Easy Post Workout Smoothie Recipe
Equipment
- 1 Blender ~or anything else you use to make smoothies
Ingredients
- 1 cup Frozen mixed berries
- 1 cup Milk
- 3/4 Banana
- 2 tbsp Chocolate protein powder ~or cacao powder, or half of each
- 1/2 cup Spinach ~optional
- 1 cup Ice ~optional
And of course, this recipe is open to adjustments.
For the post workout smoothie bowl, the ingredients are pretty much the same. However, frozen banana is highly recommended for a creamy consistency.
This smoothie bowl contains:
Frozen mixed berries-
For the mixed berry medley, the berries must be frozen in order to achieve a thick enough base for your smoothie bowl.
Milk-
Once again, the type of milk does not matter but if you would like a sweeter taste, add 1% milk or lactose-free.
Banana-
The banana does not have to be frozen for the smoothie bowl, but a medium to large-sized banana is recommended.
Chocolate Protein Powder-
Protein powder is optional, and you may use a cacao substitute or do half of each.
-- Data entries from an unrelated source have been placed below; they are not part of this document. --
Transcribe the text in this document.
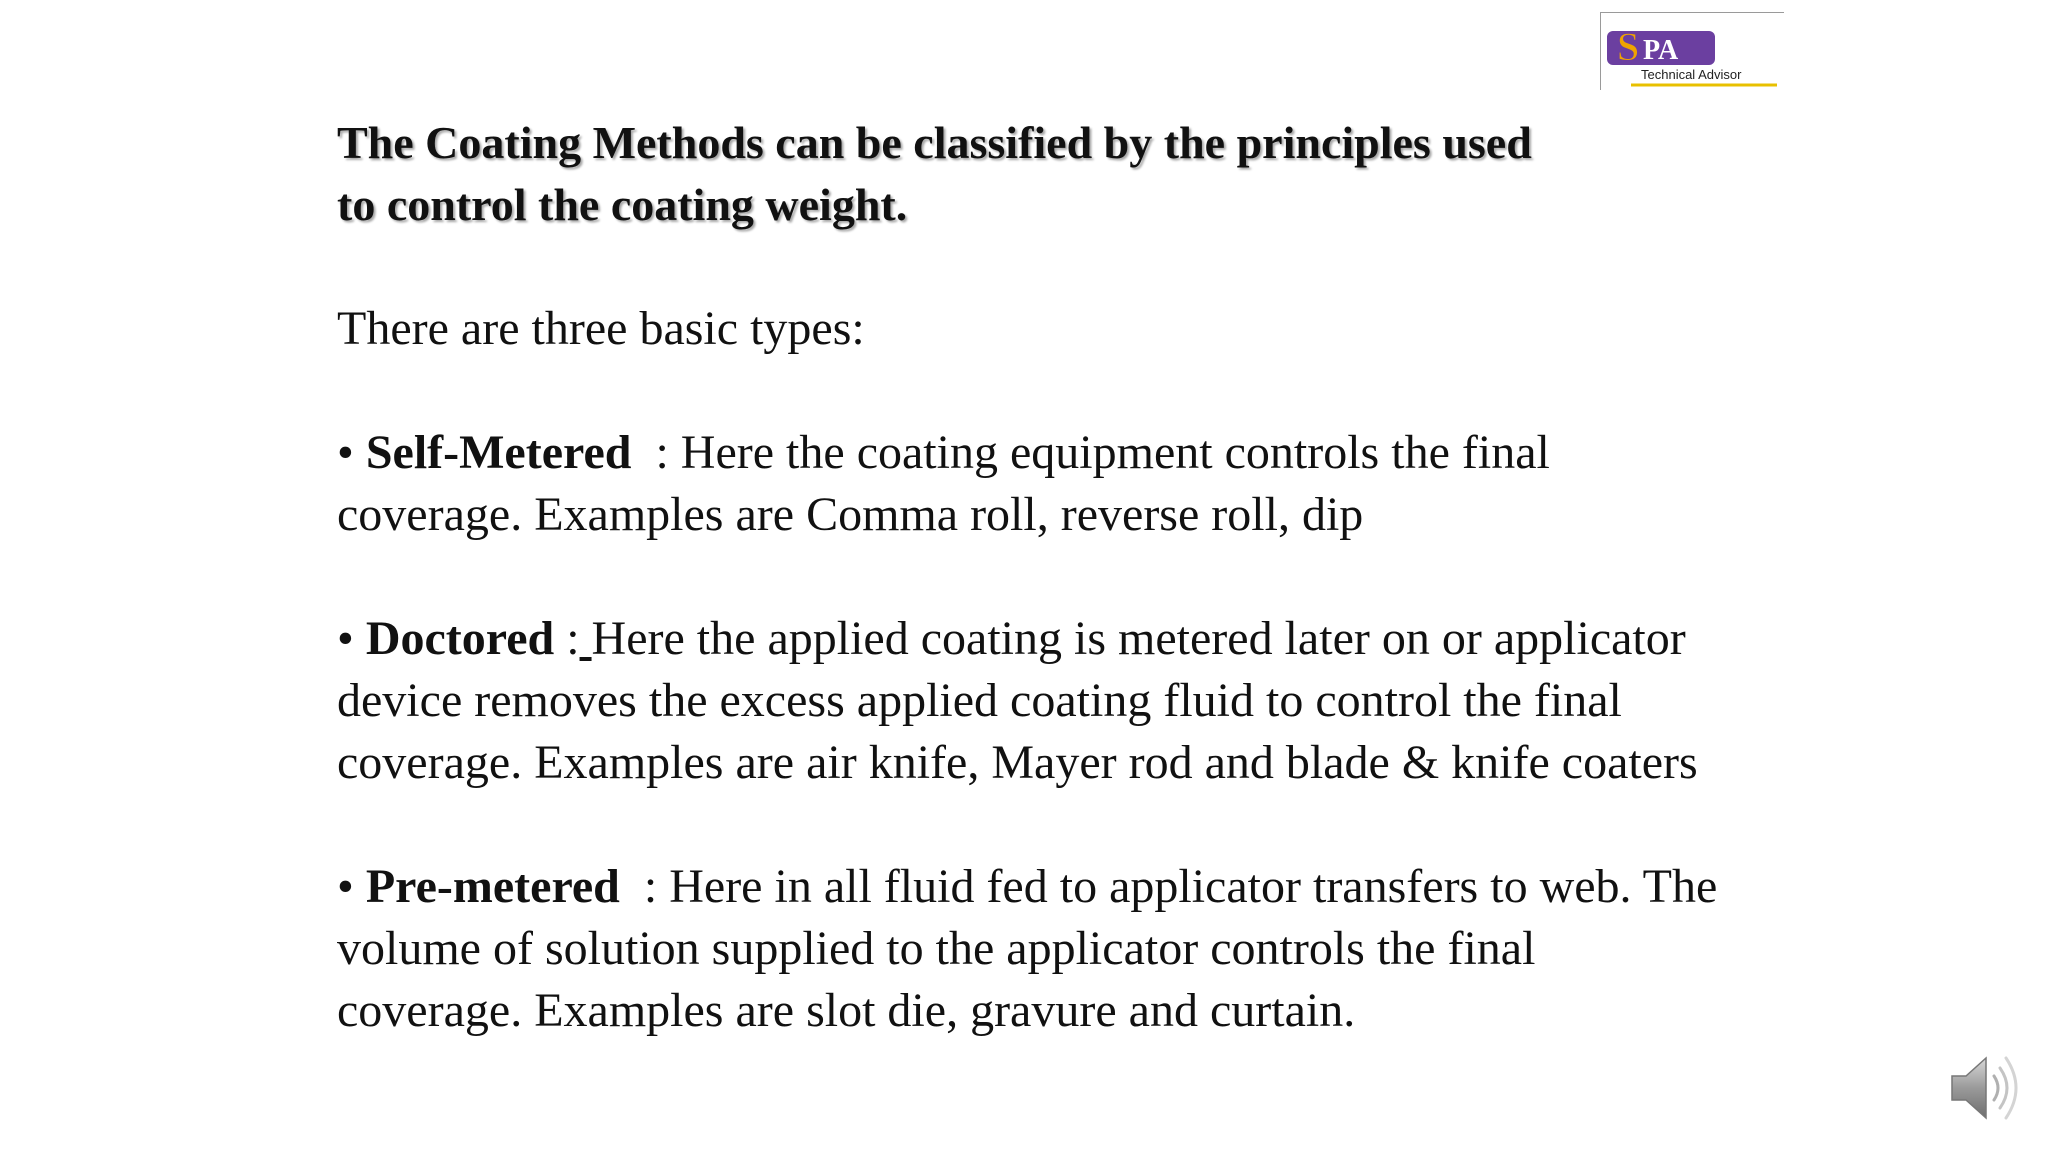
S PA
Technical Advisor

The Coating Methods can be classified by the principles used
to control the coating weight.

There are three basic types:

• Self-Metered  : Here the coating equipment controls the final coverage. Examples are Comma roll, reverse roll, dip

• Doctored : Here the applied coating is metered later on or applicator device removes the excess applied coating fluid to control the final coverage. Examples are air knife, Mayer rod and blade & knife coaters

• Pre-metered  : Here in all fluid fed to applicator transfers to web. The volume of solution supplied to the applicator controls the final coverage. Examples are slot die, gravure and curtain.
If you are interested in what brands I use, the links are up above in the smoothie section.
Spinach-
Spinach adds an extra healthy boost to any smoothie or smoothie bowl, however, this ingredient is not required.
Post Workout Smoothie Bowl Recipe
Equipment
- 1 Blender
Ingredients
- 1 1/2 cup Frozen mixed berries
- 1/2 cup Milk
- 3/4 Banana ~should be frozen
- 2 tbsp Chocolate protein powder
- 1/2 cup Spinach
- 1 cup Ice
There are many options for smoothie bowl toppings, but here are some of my favorites:
Shredded coconut
Sliced banana
Granola
Raspberries
Blueberries
Agave syrup
Honey
Oranges
Sliced strawberries
Mini chocolate chips
Sliced almonds
Chia seeds
Sliced dragon fruit
Sliced mango
Additionally, you can really add any sliced fruit you can think of!
These ingredients should give you a pretty good idea of how to construct a simple smoothie that still will give you the nutrition you deserve.